Des milliers d’enfants frappés, étranglés et violés par plus de 300 prêtres pédophiles au États-Unis

États-Unis, le 18 août 2018. Encore l’église catholique qui est impliqué dans ce scandale énorme. Des milliers d’enfants auraient été agressés dans six diocèses dans l’état de Pennsylvanie sur une période de 70 ans.

Des mots étranges pour décrire ce qu’on peut lire dans un rapport de plusieurs centaines de pages. Ce rapport fait la description de nombreux viols et agressions à caractère sexuel commis par des prêtres. Parfois avec une violence digne des pires tortionnaires. Des enfants frappés, étranglés et violés.

Omissions. Un euphémisme, s’il en est, pour décrire l’acharnement et les mesures mises en place par l’Église pour protéger, cacher ou ignorer des criminels qui ont brisé de nombreuses vies.
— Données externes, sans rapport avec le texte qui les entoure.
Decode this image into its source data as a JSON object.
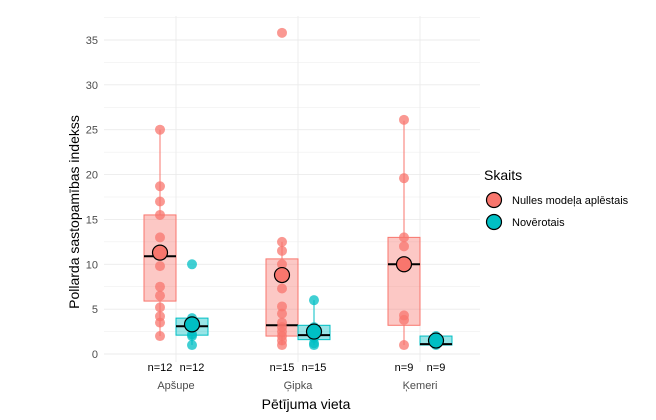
{
  "chart_data": {
    "type": "box",
    "xlabel": "Pētījuma vieta",
    "ylabel": "Pollarda sastopamības indekss",
    "ylim": [
      0,
      37.5
    ],
    "yticks": [
      0,
      5,
      10,
      15,
      20,
      25,
      30,
      35
    ],
    "grid": true,
    "legend_title": "Skaits",
    "legend_position": "right",
    "categories": [
      "Apšupe",
      "Ģipka",
      "Ķemeri"
    ],
    "series": [
      {
        "name": "Nulles modeļa aplēstais",
        "color": "#F8766D",
        "groups": [
          {
            "category": "Apšupe",
            "n_label": "n=12",
            "q1": 5.9,
            "median": 10.9,
            "q3": 15.5,
            "whisker_low": 2.0,
            "whisker_high": 25.0,
            "mean": 11.3,
            "points": [
              2.0,
              3.5,
              4.2,
              5.2,
              6.5,
              7.5,
              9.8,
              11.3,
              13.0,
              15.5,
              17.0,
              18.7,
              25.0
            ]
          },
          {
            "category": "Ģipka",
            "n_label": "n=15",
            "q1": 2.0,
            "median": 3.2,
            "q3": 10.6,
            "whisker_low": 1.0,
            "whisker_high": 12.5,
            "mean": 8.8,
            "points": [
              1.0,
              1.5,
              2.0,
              2.5,
              3.0,
              3.5,
              4.5,
              5.3,
              7.3,
              9.0,
              10.0,
              11.5,
              12.5,
              35.8
            ]
          },
          {
            "category": "Ķemeri",
            "n_label": "n=9",
            "q1": 3.2,
            "median": 10.0,
            "q3": 13.0,
            "whisker_low": 1.0,
            "whisker_high": 26.0,
            "mean": 10.0,
            "points": [
              1.0,
              3.8,
              4.3,
              10.0,
              12.0,
              13.0,
              19.6,
              26.1
            ]
          }
        ]
      },
      {
        "name": "Novērotais",
        "color": "#00BFC4",
        "groups": [
          {
            "category": "Apšupe",
            "n_label": "n=12",
            "q1": 2.1,
            "median": 3.1,
            "q3": 4.0,
            "whisker_low": 1.0,
            "whisker_high": 4.0,
            "mean": 3.3,
            "points": [
              1.0,
              2.0,
              2.2,
              3.0,
              3.2,
              3.6,
              4.0,
              10.0
            ]
          },
          {
            "category": "Ģipka",
            "n_label": "n=15",
            "q1": 1.6,
            "median": 2.1,
            "q3": 3.2,
            "whisker_low": 1.0,
            "whisker_high": 6.0,
            "mean": 2.5,
            "points": [
              1.0,
              1.2,
              1.8,
              2.0,
              2.5,
              3.0,
              6.0
            ]
          },
          {
            "category": "Ķemeri",
            "n_label": "n=9",
            "q1": 1.0,
            "median": 1.1,
            "q3": 2.0,
            "whisker_low": 1.0,
            "whisker_high": 2.0,
            "mean": 1.5,
            "points": [
              1.0,
              1.2,
              1.5,
              1.8,
              2.0
            ]
          }
        ]
      }
    ]
  }
}
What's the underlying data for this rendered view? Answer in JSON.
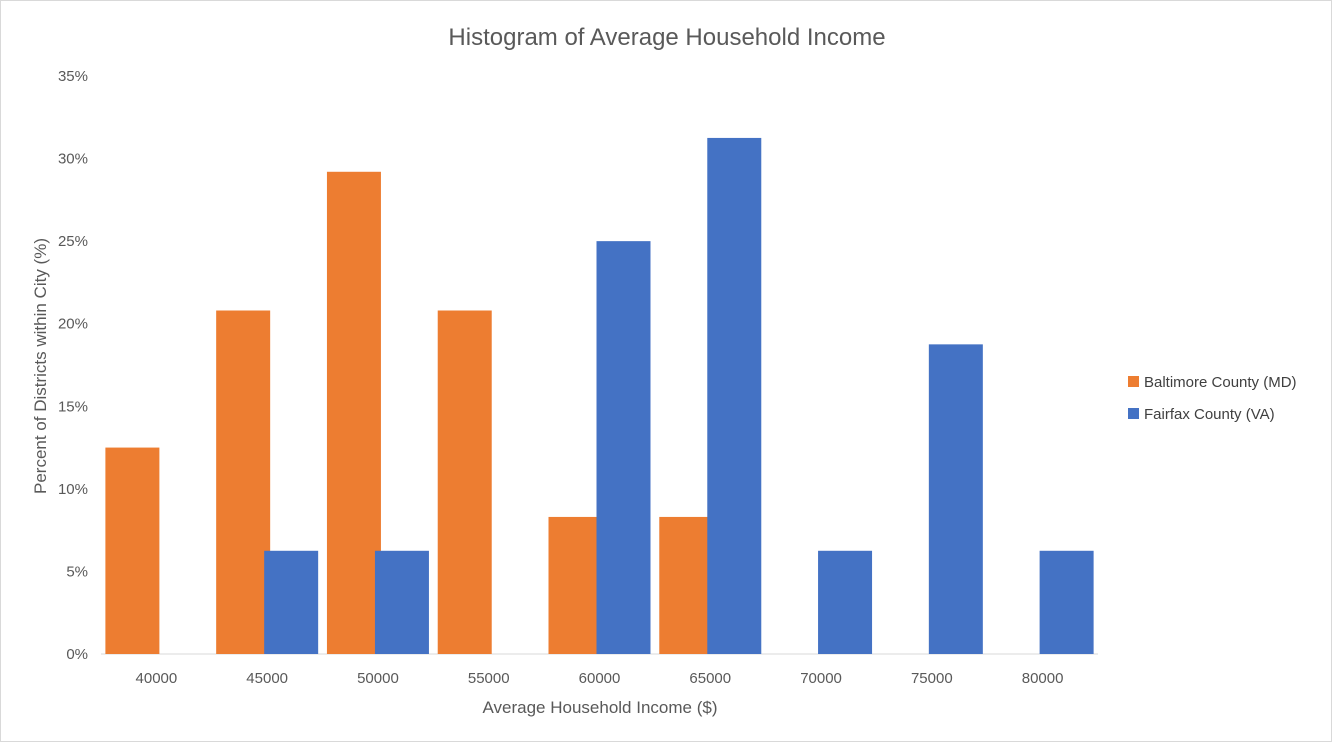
{
  "chart_data": {
    "type": "bar",
    "title": "Histogram of Average Household Income",
    "xlabel": "Average Household Income ($)",
    "ylabel": "Percent of Districts within City (%)",
    "categories": [
      "40000",
      "45000",
      "50000",
      "55000",
      "60000",
      "65000",
      "70000",
      "75000",
      "80000"
    ],
    "ylim": [
      0,
      35
    ],
    "yticks": [
      "0%",
      "5%",
      "10%",
      "15%",
      "20%",
      "25%",
      "30%",
      "35%"
    ],
    "grid": false,
    "legend_position": "right",
    "series": [
      {
        "name": "Baltimore County (MD)",
        "color": "#ED7D31",
        "values": [
          12.5,
          20.8,
          29.2,
          20.8,
          8.3,
          8.3,
          0,
          0,
          0
        ]
      },
      {
        "name": "Fairfax County (VA)",
        "color": "#4472C4",
        "values": [
          0,
          6.25,
          6.25,
          0,
          25,
          31.25,
          6.25,
          18.75,
          6.25
        ]
      }
    ]
  }
}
Le rapport du grand jury débute de manière inquiétante. « Nous, jury, avons besoin que vous entendiez ceci ». Et les centaines de pages qui suivent étonnent. Avant de donner la nausée. Avant de soulever en nous une profonde colère.

« Des prêtres ont violé des petits garçons et des petites filles et les hommes de Dieu qui devaient les protéger non seulement n’ont rien fait, ils ont tout caché. Pendant des décennies », dit-on dans le rapport.

Et certains membres du clergé visés ont déployé des efforts considérables par la suite pour éviter que le rapport en question ne soit rendu public. Ces hommes d’Église ont échoué et ont démontré leur manque de jugement. Nous sommes en 2018, l’Église prétend être transparente. Il fallait assumer et être conséquent.

Il y a eu d’autres rapports du genre à propos des pédophiles dans l’Église catholique aux États-Unis. Mais jamais d’une telle ampleur.

On a dit que jadis, les avocats et les victimes craignaient de poursuivre la puissante Église catholique, tant au criminel qu’au civil. C’est une époque révolue. Les victimes s’organisent et bon nombre d’entre elles n’hésitent plus à rendre publiques les horreurs qu’elles ont vécues aux mains d’hommes en soutane qui leur parlaient du ciel alors qu’ils leur faisaient vivre l’enfer.

Dans n’importe quelle démocratie du monde, après des années de scandales comme ceux-là, toute la classe politique se serait levée pour exiger la démission du gouvernement et de son leader. Mais le Vatican… n’est pas une démocratie.